Interview
Interview
Eva Gray – Actress and more
The busy actress takes a few minutes to discuss dressing up, fame and being vegan
Eva is driven. Not ruthless or blinkered. Driven. It is not a naked, in-your-face ambition. Nor a boring ‘Mother would not approve’ haughtiness. You actually get the feeling Eva would consider any challenge and, once passed by the censor that is her ideology, you sense she will bring to bear a formidable focus that will not only allow her to excel but will carry others along in its wake.
We met in a pub in her home town. Everybody there seems to know her, even the patrons’ dogs. She is precisely on time and quietly dressed. No grand entrance or ‘look at me’ couture.
Over soft drinks, we begin, at the beginning. There was no family theatrical tradition yet Eva developed a taste for the stage at an early age. “I was so jealous of Snow White in the school production”. Combining sense with dreams, it wasn’t just drama that Eva went on to study but Politics, Literature and Drama, at Kingston University.
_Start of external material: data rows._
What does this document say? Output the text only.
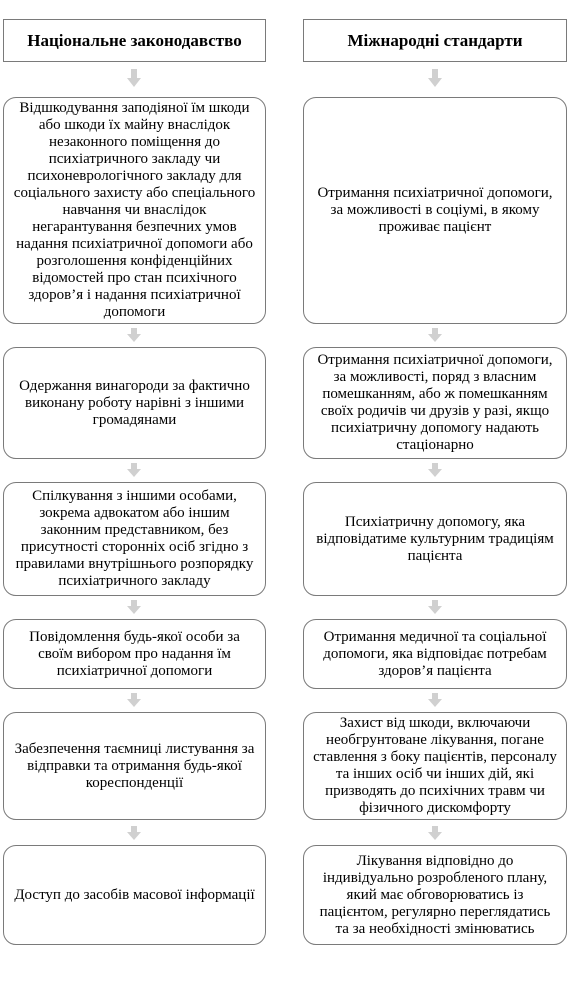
Національне законодавство	Міжнародні стандарти
Відшкодування заподіяної їм шкоди або шкоди їх майну внаслідок незаконного поміщення до психіатричного закладу чи психоневрологічного закладу для соціального захисту або спеціального навчання чи внаслідок негарантування безпечних умов надання психіатричної допомоги або розголошення конфіденційних відомостей про стан психічного здоров’я і надання психіатричної допомоги
Одержання винагороди за фактично виконану роботу нарівні з іншими громадянами
Спілкування з іншими особами, зокрема адвокатом або іншим законним представником, без присутності сторонніх осіб згідно з правилами внутрішнього розпорядку психіатричного закладу
Повідомлення будь-якої особи за своїм вибором про надання їм психіатричної допомоги
Забезпечення таємниці листування за відправки та отримання будь-якої кореспонденції
Доступ до засобів масової інформації
Отримання психіатричної допомоги, за можливості в соціумі, в якому проживає пацієнт
Отримання психіатричної допомоги, за можливості, поряд з власним помешканням, або ж помешканням своїх родичів чи друзів у разі, якщо психіатричну допомогу надають стаціонарно
Психіатричну допомогу, яка відповідатиме культурним традиціям пацієнта
Отримання медичної та соціальної допомоги, яка відповідає потребам здоров’я пацієнта
Захист від шкоди, включаючи необгрунтоване лікування, погане ставлення з боку пацієнтів, персоналу та інших осіб чи інших дій, які призводять до психічних травм чи фізичного дискомфорту
Лікування відповідно до індивідуально розробленого плану, який має обговорюватись із пацієнтом, регулярно переглядатись та за необхідності змінюватись
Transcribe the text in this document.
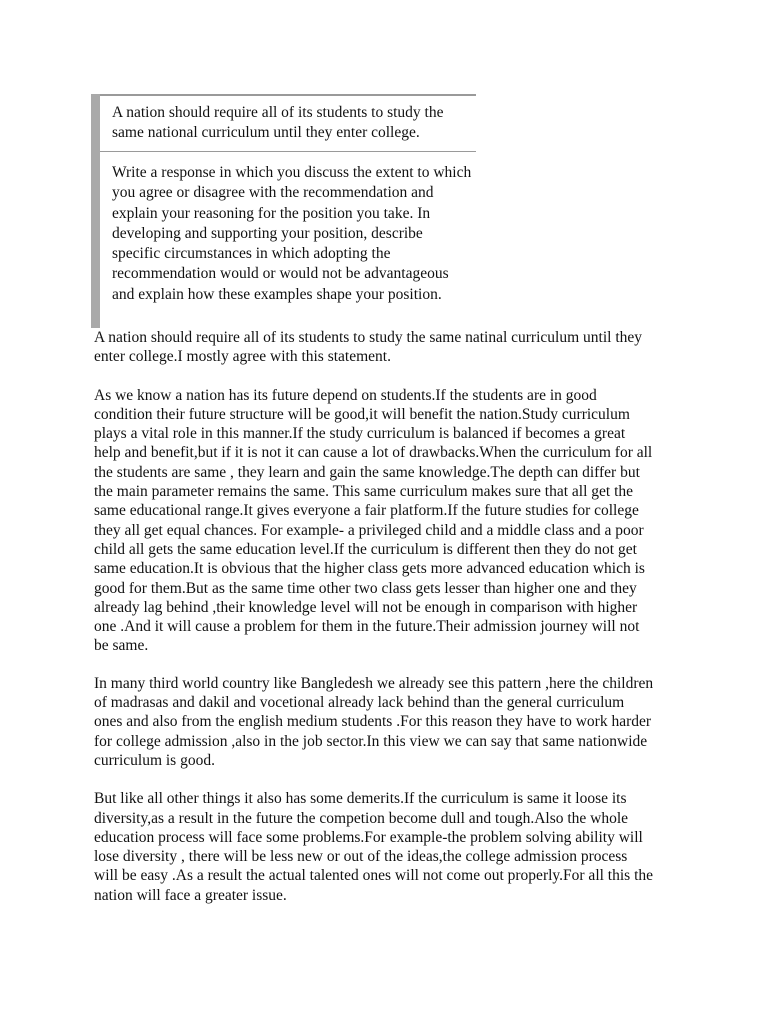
A nation should require all of its students to study the same national curriculum until they enter college.

Write a response in which you discuss the extent to which you agree or disagree with the recommendation and explain your reasoning for the position you take. In developing and supporting your position, describe specific circumstances in which adopting the recommendation would or would not be advantageous and explain how these examples shape your position.

A nation should require all of its students to study the same natinal curriculum until they enter college.I mostly agree with this statement.

As we know a nation has its future depend on students.If the students are in good condition their future structure will be good,it will benefit the nation.Study curriculum plays a vital role in this manner.If the study curriculum is balanced if becomes a great help and benefit,but if it is not it can cause a lot of drawbacks.When the curriculum for all the students are same , they learn and gain the same knowledge.The depth can differ but the main parameter remains the same. This same curriculum makes sure that all get the same educational range.It gives everyone a fair platform.If the future studies for college they all get equal chances. For example- a privileged child and a middle class and a poor child all gets the same education level.If the curriculum is different then they do not get same education.It is obvious that the higher class gets more advanced education which is good for them.But as the same time other two class gets lesser than higher one and they already lag behind ,their knowledge level will not be enough in comparison with higher one .And it will cause a problem for them in the future.Their admission journey will not be same.

In many third world country like Bangledesh we already see this pattern ,here the children of madrasas and dakil and vocetional already lack behind than the general curriculum ones and also from the english medium students .For this reason they have to work harder for college admission ,also in the job sector.In this view we can say that same nationwide curriculum is good.

But like all other things it also has some demerits.If the curriculum is same it loose its diversity,as a result in the future the competion become dull and tough.Also the whole education process will face some problems.For example-the problem solving ability will lose diversity , there will be less new or out of the ideas,the college admission process will be easy .As a result the actual talented ones will not come out properly.For all this the nation will face a greater issue.
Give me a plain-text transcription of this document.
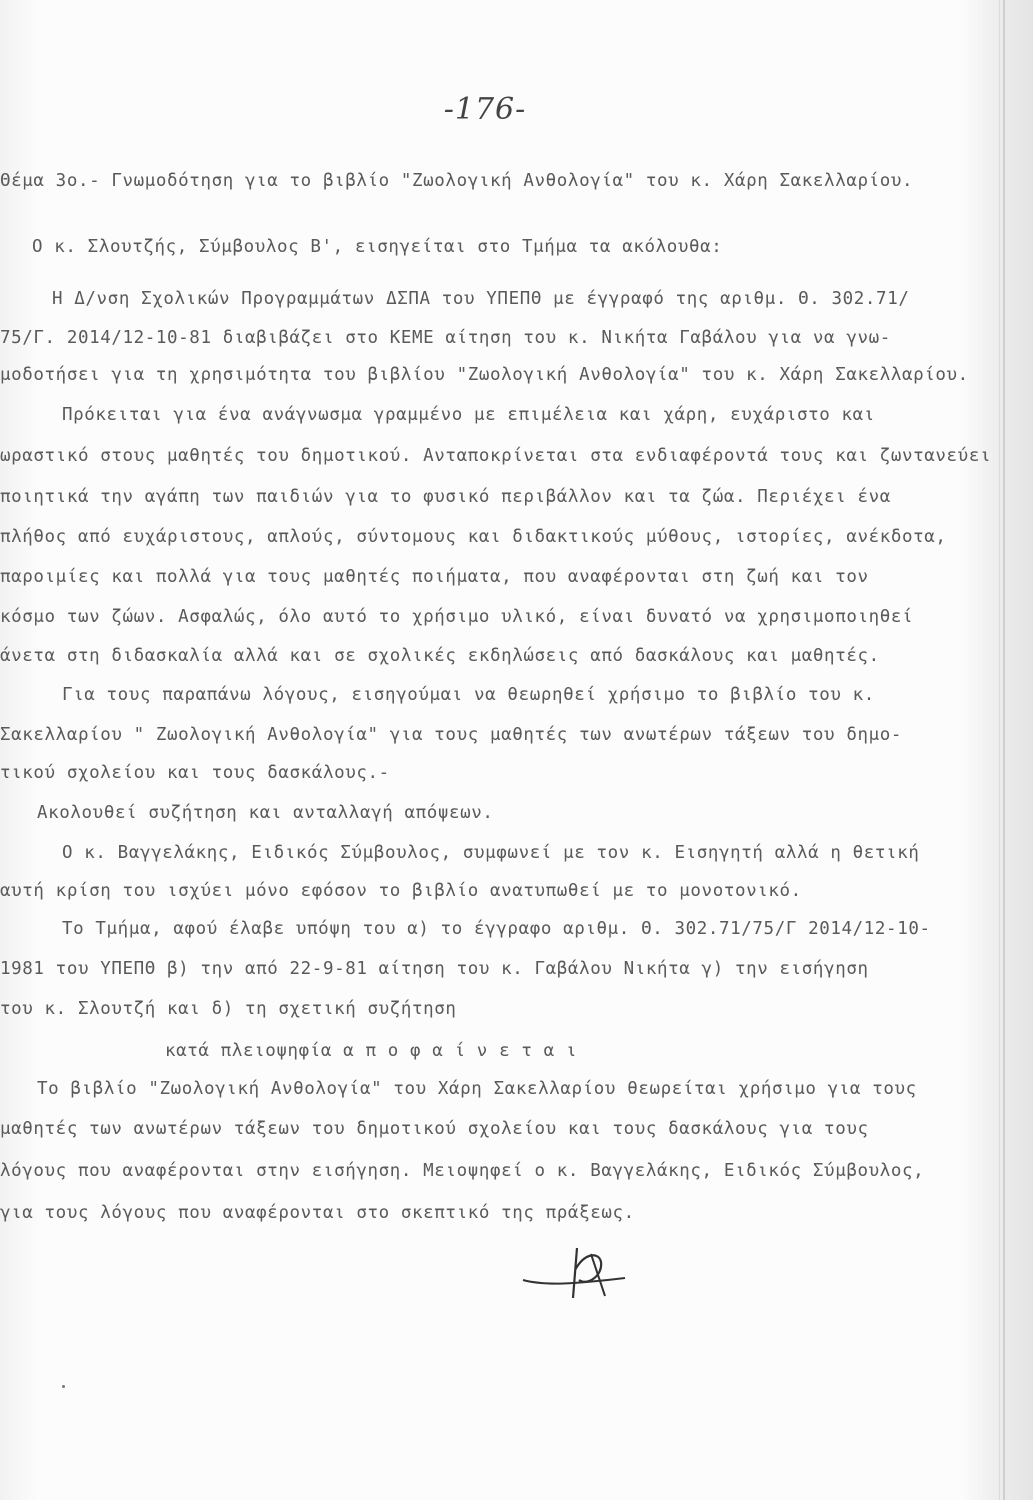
-176-
Θέμα 3ο.- Γνωμοδότηση για το βιβλίο "Ζωολογική Ανθολογία" του κ. Χάρη Σακελλαρίου.
Ο κ. Σλουτζής, Σύμβουλος Β', εισηγείται στο Τμήμα τα ακόλουθα:
Η Δ/νση Σχολικών Προγραμμάτων ΔΣΠΑ του ΥΠΕΠΘ με έγγραφό της αριθμ. Θ. 302.71/
75/Γ. 2014/12-10-81 διαβιβάζει στο ΚΕΜΕ αίτηση του κ. Νικήτα Γαβάλου για να γνω-
μοδοτήσει για τη χρησιμότητα του βιβλίου "Ζωολογική Ανθολογία" του κ. Χάρη Σακελλαρίου.
Πρόκειται για ένα ανάγνωσμα γραμμένο με επιμέλεια και χάρη, ευχάριστο και
ωραστικό στους μαθητές του δημοτικού. Ανταποκρίνεται στα ενδιαφέροντά τους και ζωντανεύει
ποιητικά την αγάπη των παιδιών για το φυσικό περιβάλλον και τα ζώα. Περιέχει ένα
πλήθος από ευχάριστους, απλούς, σύντομους και διδακτικούς μύθους, ιστορίες, ανέκδοτα,
παροιμίες και πολλά για τους μαθητές ποιήματα, που αναφέρονται στη ζωή και τον
κόσμο των ζώων. Ασφαλώς, όλο αυτό το χρήσιμο υλικό, είναι δυνατό να χρησιμοποιηθεί
άνετα στη διδασκαλία αλλά και σε σχολικές εκδηλώσεις από δασκάλους και μαθητές.
Για τους παραπάνω λόγους, εισηγούμαι να θεωρηθεί χρήσιμο το βιβλίο του κ.
Σακελλαρίου " Ζωολογική Ανθολογία" για τους μαθητές των ανωτέρων τάξεων του δημο-
τικού σχολείου και τους δασκάλους.-
Ακολουθεί συζήτηση και ανταλλαγή απόψεων.
Ο κ. Βαγγελάκης, Ειδικός Σύμβουλος, συμφωνεί με τον κ. Εισηγητή αλλά η θετική
αυτή κρίση του ισχύει μόνο εφόσον το βιβλίο ανατυπωθεί με το μονοτονικό.
Το Τμήμα, αφού έλαβε υπόψη του α) το έγγραφο αριθμ. Θ. 302.71/75/Γ 2014/12-10-
1981 του ΥΠΕΠΘ β) την από 22-9-81 αίτηση του κ. Γαβάλου Νικήτα γ) την εισήγηση
του κ. Σλουτζή και δ) τη σχετική συζήτηση
κατά πλειοψηφία α π ο φ α ί ν ε τ α ι
Το βιβλίο "Ζωολογική Ανθολογία" του Χάρη Σακελλαρίου θεωρείται χρήσιμο για τους
μαθητές των ανωτέρων τάξεων του δημοτικού σχολείου και τους δασκάλους για τους
λόγους που αναφέρονται στην εισήγηση. Μειοψηφεί ο κ. Βαγγελάκης, Ειδικός Σύμβουλος,
για τους λόγους που αναφέρονται στο σκεπτικό της πράξεως.
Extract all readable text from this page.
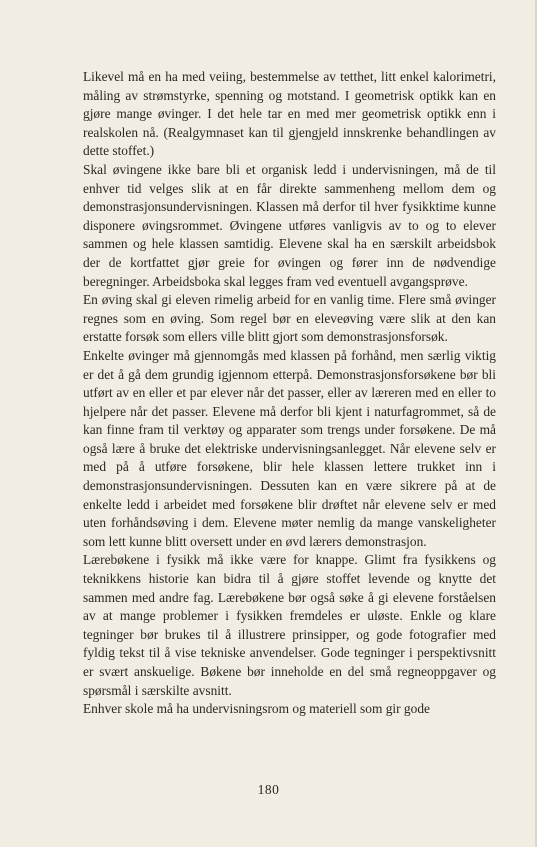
Likevel må en ha med veiing, bestemmelse av tetthet, litt enkel kalorimetri, måling av strømstyrke, spenning og motstand. I geometrisk optikk kan en gjøre mange øvinger. I det hele tar en med mer geometrisk optikk enn i realskolen nå. (Realgymnaset kan til gjengjeld innskrenke behandlingen av dette stoffet.)

Skal øvingene ikke bare bli et organisk ledd i undervisningen, må de til enhver tid velges slik at en får direkte sammenheng mellom dem og demonstrasjonsundervisningen. Klassen må derfor til hver fysikktime kunne disponere øvingsrommet. Øvingene utføres vanligvis av to og to elever sammen og hele klassen samtidig. Elevene skal ha en særskilt arbeidsbok der de kortfattet gjør greie for øvingen og fører inn de nødvendige beregninger. Arbeidsboka skal legges fram ved eventuell avgangsprøve.

En øving skal gi eleven rimelig arbeid for en vanlig time. Flere små øvinger regnes som en øving. Som regel bør en eleveøving være slik at den kan erstatte forsøk som ellers ville blitt gjort som demonstrasjonsforsøk.

Enkelte øvinger må gjennomgås med klassen på forhånd, men særlig viktig er det å gå dem grundig igjennom etterpå. Demonstrasjonsforsøkene bør bli utført av en eller et par elever når det passer, eller av læreren med en eller to hjelpere når det passer. Elevene må derfor bli kjent i naturfagrommet, så de kan finne fram til verktøy og apparater som trengs under forsøkene. De må også lære å bruke det elektriske undervisningsanlegget. Når elevene selv er med på å utføre forsøkene, blir hele klassen lettere trukket inn i demonstrasjonsundervisningen. Dessuten kan en være sikrere på at de enkelte ledd i arbeidet med forsøkene blir drøftet når elevene selv er med uten forhåndsøving i dem. Elevene møter nemlig da mange vanskeligheter som lett kunne blitt oversett under en øvd lærers demonstrasjon.

Lærebøkene i fysikk må ikke være for knappe. Glimt fra fysikkens og teknikkens historie kan bidra til å gjøre stoffet levende og knytte det sammen med andre fag. Lærebøkene bør også søke å gi elevene forståelsen av at mange problemer i fysikken fremdeles er uløste. Enkle og klare tegninger bør brukes til å illustrere prinsipper, og gode fotografier med fyldig tekst til å vise tekniske anvendelser. Gode tegninger i perspektivsnitt er svært anskuelige. Bøkene bør inneholde en del små regneoppgaver og spørsmål i særskilte avsnitt.

Enhver skole må ha undervisningsrom og materiell som gir gode

180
Very quickly though the acting became the dominant pleasure for this girl who has “always loved dressing up”, so politics lost, and RADA gained, a student. Working alongside the likes of Kate Winslet and Richard Johnson, Eva was soon achieving the professional success her parents had warned would be elusive.
Unsurprisingly, given her immense drive, many of the roles that Eva has chosen to play are from the heavyweight works of J.B Priestley, August Strindberg and the like, but Eva’s own favourite is the snooty Portia du Pont in the children’s television programme ‘Sooty Heights’. Coupled with critical acclaim for the role of troubled Marilyn Monroe it’s clear that Eva is flexible enough to avoid typecasting. Just in her current three projects there’s enough variety to task any actress: Moving from Sybil in ‘A Tribute to Fawlty Towers’ through café assistant in BBC’s ‘Casualty’ to the female lead as a magician’s assistant in the film ‘Deadly Illusions’.
This is acting in the modern world and not something that Eva would advocate to everybody. She loves it and plans to go on and on but she believes it is not for those who want to become famous. “There are easier ways, like reality television, these days”. Much more telling is her advice to anyone thinking of pursuing a career in acting. “Don’t. If you’re only thinking of it, if you are not sure, don’t. Acting is like being an artist or a writer or musician…it’s there, inside you. It’s who you are.”
So there in broad strokes, is the actress Eva Gray. And the person that is Eva Gray also shows the same dedication, the same determination in achieving her self-set goals. Eva has worked with many charities, recording boardroom minutes to recipes for the Royal National Institute for the Blind and, most recently, taking to the catwalk, fundraising for Gloucestershire children’s charity Cloud9. In all these activities Eva does not settle for just doing the job but always works to publicise the cause.
There is one more facet of Eva, without which no portrait is complete. Alongside and inseparable from her work is Eva’s adherence to a vegan diet. So strictly does Eva hold to these principles that she has both turned down work that does not allow her to conform to her beliefs and sought work in projects that promote her ideals. Of course, as is to be expected by now, she is more that just Vegan, Eva is the local contact for the Vegan Society.
Not a placard-waving zealot though. They would try to convince you are wrong. Eva is certain she is right. You just know she has studied the matter. Eva doesn’t argue, she uses facts and quotes and when those quotes come from Mahatma Ghandi, William Shakespeare and Albert Einstein, it is very difficult to argue against the sheer historical weight of those guys.
There is more to Eva still. For she is also a woman, a wife, someone’s daughter, someone’s friend. Little of which had chance to show in the short time in that pub. There’s no doubt though, whichever medley of Eva she is dressed up to be, that is who she will thoroughly become, and she’ll enjoy it. As will you, if you are lucky enough to be there.